Nunca le he temido a la ceguera,
sé que sabría pintar mis cuadros con los ojos cerrados. Conozco de memoria su
estilo antes de empezarlos. Siempre procedo del mismo modo. Una máquina no
reproduciría el modelo mejor que yo. Es la verdad, aunque estas afirmaciones
tan rotundas nunca se las contaré a nadie. Claro. No vendo muchas piezas, pero
las que me compran pagan el alquiler del estudio, la ropa que visto y lo que me
traiga los jueves del mercado para pasar la semana. Por las noches duermo en un
rincón. Mi vida se limita a estos movimientos. Trabajo durante las horas de
luz, para no aumentar con los focos la factura de electricidad, leo cuando
oscurece. O escribo, como ahora, confesiones que rasgaré por la mañana, para
que no se conozca la verdad. Nada le conviene menos al arte que lo auténtico.
El arte es máscara de principio a fin. Ni puedo acordarme cuántas veces he
empezado un escrito con el mismo párrafo que este. Día sí día no. Y sin
embargo, lo escribo para que al día siguiente solo yo me entere de lo escrito,
justo antes hacerlo trizas.
Por
cierto, no resulta tan sencillo deshacerse de estos papeles comprometidos en
los que necesito expresar la más recóndita intimidad para luego destruirlos.
Solía hacer con ellos una pelota y lanzarla luego, con estilo de ala-pivot, al
cubo de la basura. Pero un día me di cuenta de que cualquiera podía hurgar en
los contenedores y leerlos con facilidad. Pasé inmediatamente a rasgarlos. No
fue fácil tampoco la decisión de dónde deshacerse del documento, porque para
entonces ya me había comprado un cubo con separación de residuos, en el que
quedaba fatal ante mí mismo si tiraba al hueco del rechazo un papel, habiendo
al costado un espacio pintado de azul que lo aguardaba ávidamente. Algo me
impedía, sin embargo, cambiar el objetivo. Cuanto recogía la fracción azul del
cubo multiusos —envoltorios de productos, folletos publicitarios, periódicos
atrasados— es susceptible de ser leído. Así que, en un giro de guion
sorprendente decidí mezclar mis escritos prohibidos con mondaduras, espinas,
cáscaras y desperdicios de la comida en el cajón de color marrón. Así lo hice
durante una temporada, seguro de que nadie se atrevería a investigar en un
papel impregnado con salsa de tomate. Como basta adoptar una costumbre para que
un documental la afee, en la tele me entero el otro día de que los únicos
residuos que se revisan son los orgánicos, entre los cuales, en cierta ocasión,
descubrieron unas cartas de la guerra civil de las que alguien se había
deshecho junto a los restos de la cena. Las dudas regresaron a mi hábito de
confesar a diario lo que nadie nunca debería conocer. De modo que no tengo ni
idea de cómo me desharé de este folio cuando lo cubra de verídicas razones.

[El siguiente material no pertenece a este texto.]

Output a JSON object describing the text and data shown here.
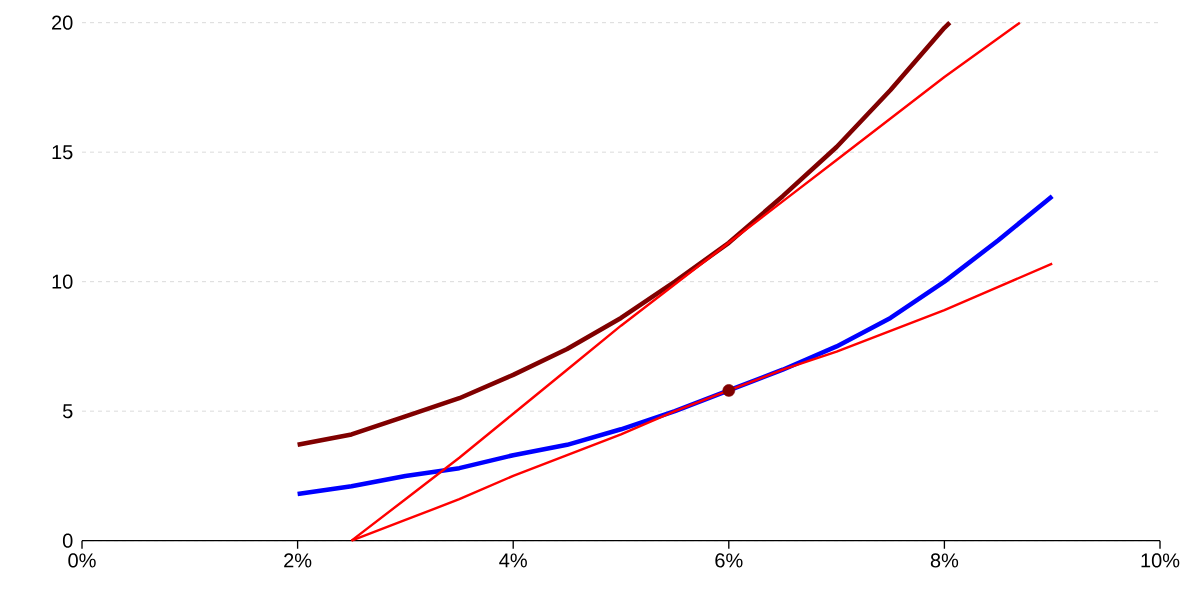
{
  "chart_data": {
    "type": "line",
    "xlim": [
      0,
      10
    ],
    "ylim": [
      0,
      20
    ],
    "xticks": [
      {
        "value": 0,
        "label": "0%"
      },
      {
        "value": 2,
        "label": "2%"
      },
      {
        "value": 4,
        "label": "4%"
      },
      {
        "value": 6,
        "label": "6%"
      },
      {
        "value": 8,
        "label": "8%"
      },
      {
        "value": 10,
        "label": "10%"
      }
    ],
    "yticks": [
      0,
      5,
      10,
      15,
      20
    ],
    "grid": "y",
    "series": [
      {
        "color": "#800000",
        "x": [
          2,
          2.5,
          3,
          3.5,
          4,
          4.5,
          5,
          5.5,
          6,
          6.5,
          7,
          7.5,
          8,
          8.05
        ],
        "values": [
          3.7,
          4.1,
          4.8,
          5.5,
          6.4,
          7.4,
          8.6,
          10.0,
          11.5,
          13.3,
          15.2,
          17.4,
          19.8,
          20
        ]
      },
      {
        "color": "#0000ff",
        "x": [
          2,
          2.5,
          3,
          3.5,
          4,
          4.5,
          5,
          5.5,
          6,
          6.5,
          7,
          7.5,
          8,
          8.5,
          9
        ],
        "values": [
          1.8,
          2.1,
          2.5,
          2.8,
          3.3,
          3.7,
          4.3,
          5.0,
          5.8,
          6.6,
          7.5,
          8.6,
          10.0,
          11.6,
          13.3
        ]
      },
      {
        "color": "#ff0000",
        "x": [
          2.5,
          3,
          3.5,
          4,
          4.5,
          5,
          5.5,
          6,
          6.5,
          7,
          7.5,
          8,
          8.7
        ],
        "values": [
          0,
          1.6,
          3.2,
          4.9,
          6.6,
          8.3,
          9.9,
          11.5,
          13.1,
          14.7,
          16.3,
          17.9,
          20
        ]
      },
      {
        "color": "#ff0000",
        "x": [
          2.5,
          3,
          3.5,
          4,
          4.5,
          5,
          5.5,
          6,
          6.5,
          7,
          7.5,
          8,
          8.5,
          9
        ],
        "values": [
          0,
          0.8,
          1.6,
          2.5,
          3.3,
          4.1,
          5.0,
          5.8,
          6.6,
          7.3,
          8.1,
          8.9,
          9.8,
          10.7
        ]
      },
      {
        "type": "scatter",
        "marker": "circle",
        "color": "#800000",
        "x": [
          6
        ],
        "values": [
          5.8
        ]
      }
    ]
  }
}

Echaré a suertes su destino.
Compro cada mes unos cuantos listones y unos metros de lienzo. Me gusta clavetear mis propios marcos. Darles las medidas acordes con la inspiración. Antes fue la mía, ahora es la de los futuros dueños de las piezas, para que se amolden a la cómoda o al sofá sobre los que pretenden colgarlos. Y así empiezo cada mes con la misma rutina. De hecho, los tres o cuatro encargos que tengo, sea de particulares o del dueño de la tienda de muebles que se los vende a sus clientes, los resolvería en una, o quizá, dos tardes. Pero como estos cuadros me pagan un mes de alquiler, me parecería ruin tirarme a la bartola el resto del tiempo. Así que empiezo a pintarlos desde el desconocimiento de lo que aparecerá en ellos. He pasado por tantas épocas y estilos que no me extrañaría que alguna vez incluso repitiera motivos o combinaciones de color ya experimentadas hace años. No me importa. Creo convulsivamente sobre los lienzos. Y cuando los agoto, retomo el primero, le doy una capa de blanco y vuelvo a pintar. Y así las rotaciones que me exijan las horas con luz solar del día. Hasta la última semana del mes, cuando ya no puedo procrastinar más la entrega. Entonces devuelvo los lienzos a su blancura original y pinto según el estilo que conseguí hace unos veinte años y tanto éxito tuvo entonces, y lo mantiene, entre mis contemporáneos. Los envuelvo en plástico de burbujas y realizo yo mismo, disimulado con una gorra y un mono de repartidor, las entregas, casi siempre a los conserjes de las fincas donde habitan los seguidores de mi arte. Dos cosas que he de cuidar con esmero y fidelidad, aquellos a los que les gusta lo que hago y el estilo cuya admiración consigue desbloquear su cuenta corriente.